Ninguém merece ser estuprado!


"Oi, meu nome é Fernanda (nome fictício).

Estou aqui para contar a minha triste experiência que um monstro me fez viver quando eu ainda era uma criança.

Eu tinha uns 6 anos mais ou menos, morava numa cidade bem pequena no nordeste, lá era um lugar onde as condições de vida eram precárias, muito difícil de arrumar emprego, e quando arrumava era pra ganhar bem pouco, meu pai trabalhava lá mas o que ganhava mal dava para a comida, o que dirá para comprar brinquedos para os filhos, eu tinha mas eram bem pouco e bem simples também, mas eu tinha muitos amiguinhos que tinham ótimos brinquedos e que sempre me chamavam para brincar, um deles morava na frente da minha casa, era sobrinho de um amigo de longa data do meu pai, e eu sempre ia a casa dele para brincar.
Certo dia esse amigo do meu pai foi me buscar para brincar com o sobrinho dele, meus pais deixaram e eu fui. 
Chegando lá, não tinha ninguém em casa, porem ele me deixou ficar sentada num quartinho rodeada de brinquedos.
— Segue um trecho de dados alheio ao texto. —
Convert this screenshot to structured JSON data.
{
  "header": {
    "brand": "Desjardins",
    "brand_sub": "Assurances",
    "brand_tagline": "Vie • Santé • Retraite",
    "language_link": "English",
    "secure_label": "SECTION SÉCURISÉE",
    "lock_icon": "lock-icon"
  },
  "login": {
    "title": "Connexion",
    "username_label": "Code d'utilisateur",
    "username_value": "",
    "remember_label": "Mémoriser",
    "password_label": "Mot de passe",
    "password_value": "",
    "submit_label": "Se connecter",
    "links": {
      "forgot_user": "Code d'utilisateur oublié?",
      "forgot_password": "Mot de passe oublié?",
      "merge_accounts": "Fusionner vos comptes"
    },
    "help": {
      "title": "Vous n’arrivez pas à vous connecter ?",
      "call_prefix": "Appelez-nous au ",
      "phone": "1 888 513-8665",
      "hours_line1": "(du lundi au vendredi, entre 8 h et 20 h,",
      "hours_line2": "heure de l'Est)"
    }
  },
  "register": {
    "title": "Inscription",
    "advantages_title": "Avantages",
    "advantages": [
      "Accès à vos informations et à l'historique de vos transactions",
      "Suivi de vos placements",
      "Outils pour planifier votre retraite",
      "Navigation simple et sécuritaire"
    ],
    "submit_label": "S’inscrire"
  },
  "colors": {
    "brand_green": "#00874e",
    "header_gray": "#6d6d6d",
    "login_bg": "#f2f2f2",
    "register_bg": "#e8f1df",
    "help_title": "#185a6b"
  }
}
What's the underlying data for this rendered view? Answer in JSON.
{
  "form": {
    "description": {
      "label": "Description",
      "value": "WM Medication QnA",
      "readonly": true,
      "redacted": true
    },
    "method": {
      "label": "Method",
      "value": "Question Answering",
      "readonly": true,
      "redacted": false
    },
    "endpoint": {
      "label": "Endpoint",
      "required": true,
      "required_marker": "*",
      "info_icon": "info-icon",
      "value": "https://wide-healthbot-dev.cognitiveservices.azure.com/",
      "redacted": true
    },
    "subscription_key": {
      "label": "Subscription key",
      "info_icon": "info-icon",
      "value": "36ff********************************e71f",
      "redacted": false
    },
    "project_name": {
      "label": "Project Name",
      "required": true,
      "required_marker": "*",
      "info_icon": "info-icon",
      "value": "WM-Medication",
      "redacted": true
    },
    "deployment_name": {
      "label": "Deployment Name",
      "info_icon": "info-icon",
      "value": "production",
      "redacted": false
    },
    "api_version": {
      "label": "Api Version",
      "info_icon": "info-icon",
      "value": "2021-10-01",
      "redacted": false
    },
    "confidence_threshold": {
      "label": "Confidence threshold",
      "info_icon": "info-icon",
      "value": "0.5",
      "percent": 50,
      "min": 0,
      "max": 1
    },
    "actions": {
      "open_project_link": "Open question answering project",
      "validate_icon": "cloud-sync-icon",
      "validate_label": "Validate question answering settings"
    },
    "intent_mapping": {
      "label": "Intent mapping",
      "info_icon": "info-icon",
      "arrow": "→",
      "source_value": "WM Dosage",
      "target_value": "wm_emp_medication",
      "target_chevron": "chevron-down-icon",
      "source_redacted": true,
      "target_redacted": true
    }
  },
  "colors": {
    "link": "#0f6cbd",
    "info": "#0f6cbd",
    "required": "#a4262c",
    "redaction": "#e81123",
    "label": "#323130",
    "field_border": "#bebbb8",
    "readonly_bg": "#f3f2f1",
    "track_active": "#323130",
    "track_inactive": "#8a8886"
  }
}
Ele ficou sentado do meu lado, faz muito tempo, não me lembro ao certo o que ele fazia, mas lembro que ele introduzia o dedo em mim.
No começo fiquei assustada, mas ele disse que não estava fazendo nada de mais, que era pra eu continuar brincando. Isso aconteceu umas três vezes até eu comentar com a minha mãe. 
Pelo obvio, nunca mais fui brincar na casa dele, eles pararam de se falar, mas meus pais não o denunciaram, não sei o motivo, talvez por falta de instrução. 
Mais pra frente vivenciei algo parecido, mas dessa vez não foi comigo. 
Meu irmão sempre me levava para a escola, e em um certo dia quando ele estava voltando para casa ele foi pego por um homem que rasgou toda a roupa dele, o beijou e estava tentando concretizar o ato do estupro, meu irmão foi até a casa de um amigo que morava próximo para poder se vestir, logo a cidade toda ficou sabendo.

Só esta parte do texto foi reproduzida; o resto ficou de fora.